Aggressive online competition means US savers can now easily get interest rates of 2% or more

John Detrixhe
By John Detrixhe

Future of finance reporter

From our Obsession

Future of Finance

New technology is upending everything in finance.

Digital competition is shaking up the banking business. This can be an opportunity for people looking to boost the rate they get on savings.

Wealthfront, the 11-year old robo-investing company, is jumping into the fray with a “Cash Account” offering a 2.24% interest rate, among the highest in the US. The announcement comes as online-only startups ramp up competition for deposits.

That could be a good thing for consumers. The US Federal Reserve has been gradually hiking interest rates in recent years—its benchmark overnight rate is now 2.25% to 2.50%—but the rate traditional banks pay on savings deposits has generally remained paltry. Commercial banks hold some $8 trillion of cash, paying an average of just 0.10%, according to Bankrate.

Online banks, which have lower overhead expenses than their brick-and-mortar rivals, are trying to win over new customers by offering better deals. (That said, Citi has an account that pays 2.36%, signaling big banks are playing along, too.) Wall Street stalwart Goldman Sachs jumped into consumer banking in 2016 with its Marcus division, and its online accounts offer 2.25%.
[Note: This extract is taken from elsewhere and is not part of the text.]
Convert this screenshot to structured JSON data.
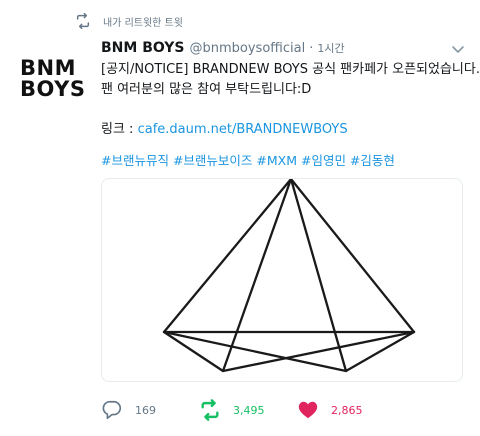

Savings accounts are guaranteed by the Federal Deposit Insurance Corp. (FDIC) against loss, generally up to $250,000. But Wealthfront says its cash account—it deliberately isn’t calling it a savings account—is federally backed up to $1 million. The company has white-labelled services from multiple FDIC-insured firms such as East West Bank and New York Community Bank to offer the accounts. It says these white-labelled accounts are why it’s able to offer a higher level of deposit insurance than consumers may be used to if they park all of their funds at a single institution.

An FDIC spokesperson pointed out that a company called CDARS, which operates a certificate of deposit registry service, uses a model that’s somewhat similar and offers additional deposit insurance. Another non-bank service called Max acts like a financial-control center, rerouting money among FDIC-insured online banks to get the best yield.

For Wealthfront, a digital investment service with more than $10 billion in assets under management, the new account could be a useful way to attract new customers. Unlike some higher-yielding savings products that require a minimum balance of $10,000 or more, Wealthfront says customers can open a cash account with as little as $1.

“You can expect us to further extend our services into the banking sector this year,” Andy Rachleff, CEO of Wealthfront, said in a statement.

For savers seeking higher rates, money-market mutual funds are also an option: Such offerings may pay 2% or even more. The funds invest in short-term securities that typically remain steady in value, but they aren’t backed by the US government if anything goes wrong (which happened, spectacularly, during the 2008 financial crisis). Wall Street Journal columnist Jason Zweig (paywall) warns that money funds yielding more than 2.5% are likely taking “excessive risk.”

This story has been updated in the fifth paragraph to change the word “partner” to “white-labelled.”